Rerank Sentences
Langformers also supports reranking. Reranking reorders a list of documents (or sentences/texts) based on their relevance to a given query.
Vector search may not always yield the most relevant results. Reranking can help improve the quality of the retrieved documents by reordering them based on their relevance to the query.
Vector search and Reranking
For instance, suppose a user searches for “Where is Mount Everest?”, and our database contains the following documents:
“Mount Everest is the highest mountain in the world.”
“Mount Everest is in Nepal.”
“Where is Mount Everest?”
A basic vector search might rank the third document highest because it closely matches the wording of the query — that’s what semantic similarity (like cosine similarity between embeddings) picks up on. But here’s the problem: that document just repeats the question instead of answering it.
This is where reranking comes in. It reorders the documents based on their relevance to the query so that the most appropriate document (i.e., the second one) appears at the top of the list.
Here’s a sample code snippet to get you started:
# Import langformers
from langformers import tasks
# Create a reranker
reranker = tasks.create_reranker(model_type="cross_encoder", model_name="cross-encoder/ms-marco-MiniLM-L-6-v2")
# Define `query` and `documents`
query = "Where is the Mount Everest?"
documents = [
"Mount Everest is the highest mountain in the world.",
"Mount Everest is in Nepal.",
"Where is the Mount Everest?"
]
# Get your reranked documents
reranked_docs = reranker.rank(query=query, documents=documents)
print(reranked_docs)
- langformers.tasks.create_reranker(model_type: str, model_name: str, **kwargs)
Factory method for creating a reranker.
- Parameters:
model_type (str, required) – The type of the reranker model.
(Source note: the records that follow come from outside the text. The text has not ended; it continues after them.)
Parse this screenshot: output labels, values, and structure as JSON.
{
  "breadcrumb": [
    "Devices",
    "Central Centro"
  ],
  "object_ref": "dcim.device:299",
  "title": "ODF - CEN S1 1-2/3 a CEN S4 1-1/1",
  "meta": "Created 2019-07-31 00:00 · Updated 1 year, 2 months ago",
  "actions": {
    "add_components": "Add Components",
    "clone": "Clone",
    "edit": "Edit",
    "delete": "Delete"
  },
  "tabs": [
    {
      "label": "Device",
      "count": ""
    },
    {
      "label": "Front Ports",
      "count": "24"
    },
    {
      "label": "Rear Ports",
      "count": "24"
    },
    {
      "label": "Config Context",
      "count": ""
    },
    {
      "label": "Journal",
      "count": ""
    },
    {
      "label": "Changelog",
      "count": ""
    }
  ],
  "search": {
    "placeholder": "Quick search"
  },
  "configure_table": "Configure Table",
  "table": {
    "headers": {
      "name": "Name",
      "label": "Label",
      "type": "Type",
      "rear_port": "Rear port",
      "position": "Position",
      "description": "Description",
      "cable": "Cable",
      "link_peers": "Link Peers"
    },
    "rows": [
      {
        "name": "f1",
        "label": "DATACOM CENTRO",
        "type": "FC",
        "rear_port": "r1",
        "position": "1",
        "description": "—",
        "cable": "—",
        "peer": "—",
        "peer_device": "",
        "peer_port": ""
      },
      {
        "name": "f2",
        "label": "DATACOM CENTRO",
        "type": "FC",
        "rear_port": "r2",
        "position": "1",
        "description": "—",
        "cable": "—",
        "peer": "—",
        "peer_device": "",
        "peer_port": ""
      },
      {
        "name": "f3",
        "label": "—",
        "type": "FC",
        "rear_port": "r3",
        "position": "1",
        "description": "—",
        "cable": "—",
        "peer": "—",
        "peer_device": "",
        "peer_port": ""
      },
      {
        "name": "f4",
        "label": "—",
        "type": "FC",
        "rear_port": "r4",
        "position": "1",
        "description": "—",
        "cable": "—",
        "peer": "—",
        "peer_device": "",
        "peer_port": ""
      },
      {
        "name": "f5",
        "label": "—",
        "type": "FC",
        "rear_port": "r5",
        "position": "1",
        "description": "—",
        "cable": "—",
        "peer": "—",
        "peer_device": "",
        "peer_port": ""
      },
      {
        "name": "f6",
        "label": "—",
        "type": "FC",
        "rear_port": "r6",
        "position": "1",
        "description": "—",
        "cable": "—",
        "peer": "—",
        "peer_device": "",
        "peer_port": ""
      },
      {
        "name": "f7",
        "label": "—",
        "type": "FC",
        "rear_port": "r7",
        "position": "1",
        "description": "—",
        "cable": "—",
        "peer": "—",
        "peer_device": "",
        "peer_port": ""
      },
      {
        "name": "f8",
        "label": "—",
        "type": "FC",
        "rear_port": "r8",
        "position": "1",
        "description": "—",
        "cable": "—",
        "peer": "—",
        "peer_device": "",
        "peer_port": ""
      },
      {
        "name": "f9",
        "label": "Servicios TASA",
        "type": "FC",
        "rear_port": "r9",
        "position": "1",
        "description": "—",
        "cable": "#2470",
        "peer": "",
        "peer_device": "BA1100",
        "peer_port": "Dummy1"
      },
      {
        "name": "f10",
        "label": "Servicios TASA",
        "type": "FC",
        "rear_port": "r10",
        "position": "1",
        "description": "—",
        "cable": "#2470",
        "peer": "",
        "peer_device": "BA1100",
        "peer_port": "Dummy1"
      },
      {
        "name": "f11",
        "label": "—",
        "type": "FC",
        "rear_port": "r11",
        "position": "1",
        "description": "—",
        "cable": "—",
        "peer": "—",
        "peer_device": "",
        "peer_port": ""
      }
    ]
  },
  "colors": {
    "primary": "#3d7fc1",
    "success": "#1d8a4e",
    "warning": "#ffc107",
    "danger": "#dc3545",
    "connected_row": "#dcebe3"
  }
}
Currently supported model types:
cross_encoder
model_name (str, required) – The model name from Hugging Face (e.g., “cross-encoder/ms-marco-MiniLM-L-6-v2”). Refer to this link for more models: https://huggingface.co/models?library=sentence-transformers&pipeline_tag=text-ranking
**kwargs (dict, required) – Model specific keyword arguments. Keeping this as more model_type can be added.
- Returns:
An instance of the appropriate reranker class, based on the selected model type.
If model_type is “cross_encoder”, an instance of CrossEncoder is returned.
kwargs for Cross Encoder model type:
- class langformers.rerankers.CrossEncoder(model_name: str)
Bases:
object
Ranks text pairs using a cross-encoder model from Hugging Face.
- __init__(model_name: str)
Loads the cross-encoder model and its tokenizer.
- Parameters:
model_name (str, required) – The model name from Hugging Face (e.g., “cross-encoder/ms-marco-MiniLM-L-6-v2”)
- langformers.rerankers.CrossEncoder.rank(self, query: str, documents: List[str])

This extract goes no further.